The composer – who in 2017 quit as a Conservative peer, saying he was entering the busiest ever period of his career – has been outspoken about the government’s handling of the pandemic. “We held the Government’s feet to the flames throughout their changes of heart during the pandemic,” he said in the statement. Last summer he even declared himself ready to risk arrest and open for full audiences when theatre capacities were restricted for social distancing. His total fortune, according to the Sunday Times Rich List for 2021, plummeted by £275m to £525m.
Theatregoers with tickets for performances after 12 June are to be contacted by the box office or their ticket agent to discuss their options. Broadway previews for Cinderella, presented with the production company No Guarantees, are set to begin in February 2023.
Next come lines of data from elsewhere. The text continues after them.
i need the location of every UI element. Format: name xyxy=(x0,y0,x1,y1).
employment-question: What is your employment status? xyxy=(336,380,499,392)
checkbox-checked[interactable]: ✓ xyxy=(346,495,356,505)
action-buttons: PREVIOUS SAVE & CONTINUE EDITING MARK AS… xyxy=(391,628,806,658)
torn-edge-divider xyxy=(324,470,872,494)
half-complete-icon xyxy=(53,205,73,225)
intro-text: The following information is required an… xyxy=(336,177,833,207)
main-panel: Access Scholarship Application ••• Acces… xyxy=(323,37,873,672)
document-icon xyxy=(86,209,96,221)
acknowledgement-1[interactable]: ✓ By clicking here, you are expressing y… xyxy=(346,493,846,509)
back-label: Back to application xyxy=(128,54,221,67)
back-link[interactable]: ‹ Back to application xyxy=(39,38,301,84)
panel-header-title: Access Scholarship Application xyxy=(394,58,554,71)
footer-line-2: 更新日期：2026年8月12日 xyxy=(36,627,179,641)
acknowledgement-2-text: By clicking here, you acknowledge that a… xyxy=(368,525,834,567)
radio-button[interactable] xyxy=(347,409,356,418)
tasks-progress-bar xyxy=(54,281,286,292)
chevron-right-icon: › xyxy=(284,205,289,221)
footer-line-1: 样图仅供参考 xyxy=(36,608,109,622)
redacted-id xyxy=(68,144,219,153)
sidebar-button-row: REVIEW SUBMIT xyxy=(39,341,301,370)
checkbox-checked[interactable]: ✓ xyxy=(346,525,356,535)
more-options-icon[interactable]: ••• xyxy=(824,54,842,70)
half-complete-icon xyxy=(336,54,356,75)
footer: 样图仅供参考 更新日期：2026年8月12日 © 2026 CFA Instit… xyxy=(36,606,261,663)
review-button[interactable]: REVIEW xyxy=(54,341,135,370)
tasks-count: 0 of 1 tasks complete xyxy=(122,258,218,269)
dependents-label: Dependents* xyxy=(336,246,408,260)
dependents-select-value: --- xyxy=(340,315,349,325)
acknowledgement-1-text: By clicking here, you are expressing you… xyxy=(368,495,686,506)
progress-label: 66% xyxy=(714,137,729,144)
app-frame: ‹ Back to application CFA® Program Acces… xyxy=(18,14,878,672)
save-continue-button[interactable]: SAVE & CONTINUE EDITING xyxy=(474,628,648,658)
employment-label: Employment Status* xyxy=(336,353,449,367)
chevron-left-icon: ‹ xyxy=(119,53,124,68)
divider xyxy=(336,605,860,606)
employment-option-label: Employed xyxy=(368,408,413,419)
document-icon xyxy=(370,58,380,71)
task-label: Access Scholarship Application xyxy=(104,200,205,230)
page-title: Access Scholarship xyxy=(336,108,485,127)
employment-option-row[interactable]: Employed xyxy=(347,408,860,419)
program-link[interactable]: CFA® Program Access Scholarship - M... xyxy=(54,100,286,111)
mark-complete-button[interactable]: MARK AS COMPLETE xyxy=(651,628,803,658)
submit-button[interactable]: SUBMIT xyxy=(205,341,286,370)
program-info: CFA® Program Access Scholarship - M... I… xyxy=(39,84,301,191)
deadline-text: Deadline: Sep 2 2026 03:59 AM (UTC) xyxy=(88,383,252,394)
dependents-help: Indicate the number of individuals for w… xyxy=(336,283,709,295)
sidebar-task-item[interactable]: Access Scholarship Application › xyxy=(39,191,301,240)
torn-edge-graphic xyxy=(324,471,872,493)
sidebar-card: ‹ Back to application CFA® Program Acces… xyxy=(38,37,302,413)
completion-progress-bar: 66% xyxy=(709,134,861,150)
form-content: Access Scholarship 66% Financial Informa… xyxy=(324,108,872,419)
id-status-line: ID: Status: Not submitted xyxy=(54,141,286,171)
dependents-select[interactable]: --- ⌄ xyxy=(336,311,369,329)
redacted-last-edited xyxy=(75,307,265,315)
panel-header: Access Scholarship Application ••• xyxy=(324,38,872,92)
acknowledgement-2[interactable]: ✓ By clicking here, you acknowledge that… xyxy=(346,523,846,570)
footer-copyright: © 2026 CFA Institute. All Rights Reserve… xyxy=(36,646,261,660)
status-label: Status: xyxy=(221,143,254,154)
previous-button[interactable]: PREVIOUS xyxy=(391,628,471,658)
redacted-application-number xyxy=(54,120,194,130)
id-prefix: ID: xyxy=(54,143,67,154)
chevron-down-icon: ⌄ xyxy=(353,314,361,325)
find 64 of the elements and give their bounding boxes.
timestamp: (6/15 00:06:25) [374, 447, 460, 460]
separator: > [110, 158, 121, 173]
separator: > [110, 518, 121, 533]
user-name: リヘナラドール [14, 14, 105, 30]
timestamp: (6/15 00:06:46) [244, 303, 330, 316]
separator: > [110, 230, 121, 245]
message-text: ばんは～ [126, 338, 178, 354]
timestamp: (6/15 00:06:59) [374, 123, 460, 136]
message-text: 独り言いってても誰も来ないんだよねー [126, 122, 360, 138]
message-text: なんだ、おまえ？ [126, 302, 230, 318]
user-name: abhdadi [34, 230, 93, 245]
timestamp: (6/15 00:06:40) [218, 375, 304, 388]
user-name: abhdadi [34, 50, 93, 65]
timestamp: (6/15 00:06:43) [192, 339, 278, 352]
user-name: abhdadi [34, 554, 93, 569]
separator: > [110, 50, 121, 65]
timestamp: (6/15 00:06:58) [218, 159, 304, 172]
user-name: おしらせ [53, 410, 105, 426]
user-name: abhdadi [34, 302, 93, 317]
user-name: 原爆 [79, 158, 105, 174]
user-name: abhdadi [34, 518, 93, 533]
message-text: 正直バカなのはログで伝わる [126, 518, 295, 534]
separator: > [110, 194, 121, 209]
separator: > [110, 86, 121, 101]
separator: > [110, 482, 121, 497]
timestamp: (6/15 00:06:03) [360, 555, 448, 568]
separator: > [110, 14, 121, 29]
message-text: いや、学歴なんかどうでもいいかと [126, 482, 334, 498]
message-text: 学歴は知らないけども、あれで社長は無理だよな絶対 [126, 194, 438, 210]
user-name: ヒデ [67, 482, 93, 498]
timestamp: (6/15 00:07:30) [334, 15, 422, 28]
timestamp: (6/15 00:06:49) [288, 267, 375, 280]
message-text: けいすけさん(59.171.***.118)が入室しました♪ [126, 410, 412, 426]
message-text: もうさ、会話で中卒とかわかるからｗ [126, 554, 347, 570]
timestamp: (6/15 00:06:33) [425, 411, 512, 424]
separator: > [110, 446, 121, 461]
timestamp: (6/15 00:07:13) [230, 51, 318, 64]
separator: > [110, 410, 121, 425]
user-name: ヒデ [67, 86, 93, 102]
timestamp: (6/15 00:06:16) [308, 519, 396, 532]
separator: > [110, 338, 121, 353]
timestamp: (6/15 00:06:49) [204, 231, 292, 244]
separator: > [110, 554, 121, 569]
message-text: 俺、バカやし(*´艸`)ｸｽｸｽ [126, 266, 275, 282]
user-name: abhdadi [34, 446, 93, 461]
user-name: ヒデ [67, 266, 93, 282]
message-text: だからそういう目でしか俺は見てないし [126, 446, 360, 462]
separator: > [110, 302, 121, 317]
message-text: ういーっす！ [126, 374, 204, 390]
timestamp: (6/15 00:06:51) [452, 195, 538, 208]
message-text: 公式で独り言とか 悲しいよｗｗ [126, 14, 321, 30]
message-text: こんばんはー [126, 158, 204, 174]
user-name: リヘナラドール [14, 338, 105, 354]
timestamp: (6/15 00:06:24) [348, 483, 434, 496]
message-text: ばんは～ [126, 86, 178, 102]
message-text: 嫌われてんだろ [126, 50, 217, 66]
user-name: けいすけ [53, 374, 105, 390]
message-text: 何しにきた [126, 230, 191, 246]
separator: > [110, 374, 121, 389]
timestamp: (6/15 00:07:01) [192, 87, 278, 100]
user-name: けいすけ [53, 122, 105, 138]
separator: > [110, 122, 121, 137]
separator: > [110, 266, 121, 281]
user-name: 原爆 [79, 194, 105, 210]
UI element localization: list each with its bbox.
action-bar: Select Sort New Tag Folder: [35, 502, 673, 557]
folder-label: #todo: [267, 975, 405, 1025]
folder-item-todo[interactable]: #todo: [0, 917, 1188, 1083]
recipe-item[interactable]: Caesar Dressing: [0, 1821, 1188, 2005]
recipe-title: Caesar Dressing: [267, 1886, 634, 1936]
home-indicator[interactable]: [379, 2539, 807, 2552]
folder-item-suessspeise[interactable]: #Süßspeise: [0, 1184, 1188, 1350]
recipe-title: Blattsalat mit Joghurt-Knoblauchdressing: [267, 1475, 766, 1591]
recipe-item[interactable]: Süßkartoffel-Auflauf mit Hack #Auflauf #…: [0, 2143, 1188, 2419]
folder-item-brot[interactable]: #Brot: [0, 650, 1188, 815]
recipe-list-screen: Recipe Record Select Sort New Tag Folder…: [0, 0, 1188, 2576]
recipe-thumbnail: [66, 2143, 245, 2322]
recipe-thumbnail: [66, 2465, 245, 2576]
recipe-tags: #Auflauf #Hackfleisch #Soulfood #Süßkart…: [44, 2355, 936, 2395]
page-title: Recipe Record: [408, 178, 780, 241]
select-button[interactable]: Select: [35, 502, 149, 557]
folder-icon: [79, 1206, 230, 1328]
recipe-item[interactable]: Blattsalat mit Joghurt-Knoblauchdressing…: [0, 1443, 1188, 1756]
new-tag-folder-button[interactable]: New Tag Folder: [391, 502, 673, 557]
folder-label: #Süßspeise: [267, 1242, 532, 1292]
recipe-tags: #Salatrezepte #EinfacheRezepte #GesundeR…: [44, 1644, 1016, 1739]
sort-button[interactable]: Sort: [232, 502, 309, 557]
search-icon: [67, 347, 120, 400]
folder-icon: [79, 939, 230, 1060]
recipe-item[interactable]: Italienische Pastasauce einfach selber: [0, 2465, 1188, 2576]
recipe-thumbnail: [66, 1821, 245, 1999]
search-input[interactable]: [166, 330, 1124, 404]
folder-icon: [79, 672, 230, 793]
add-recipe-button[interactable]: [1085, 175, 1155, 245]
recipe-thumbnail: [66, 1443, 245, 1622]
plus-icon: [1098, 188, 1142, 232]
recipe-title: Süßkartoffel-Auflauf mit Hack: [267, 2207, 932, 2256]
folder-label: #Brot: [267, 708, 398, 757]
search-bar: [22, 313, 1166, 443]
A fairytale’s ending: Cinderella’s troubled timeline
10 January 2020
News announced that Andrew Lloyd Webber is creating a new version of Cinderella with writer Emerald Fennell and lyricist David Zippel.
14 February 2020
Carrie Hope Fletcher announced in lead role for musical, set to open in August 2020.
5 March 2020
As Covid causes disruption, announcement made that the first preview will now be delayed to 9 October owing to “current global circumstances”.
8 July 2020
Opening night delayed to March 2021. “The show will absolutely go on, just a little later than I’d hoped,” says Lloyd Webber.
4 June 2021
Far Too Late song released for musical, which is now due to open in July.
8 June 2021
Lloyd Webber says he is determined to open Cinderella at full capacity and ready to risk arrest in doing so.
18 June 2021
Composer slams “government delay and confusion” and says Cinderella will not be part of a pilot scheme for reopening theatres, as suggested by the prime minister.
25 June 2021
First preview takes place at the Gillian Lynne theatre.
19 July 2021
Press night cancelled at short notice owing to a Covid case in the cast; Lloyd Webber criticises “impossible conditions created by the blunt instrument that is the government’s isolation guidance”.
18 August 2021
Cinderella finally opens to critics, receiving five stars in the Guardian.
21 December 2021
Cinderella performances halted because of Omicron and will restart “as soon as this wave is licked”, says Lloyd Webber.
3 February 2022
1 May 2022
Closure announced. “Thank you very much to everyone involved, particularly our UK audiences who have loved and supported the show,” says Lloyd Webber.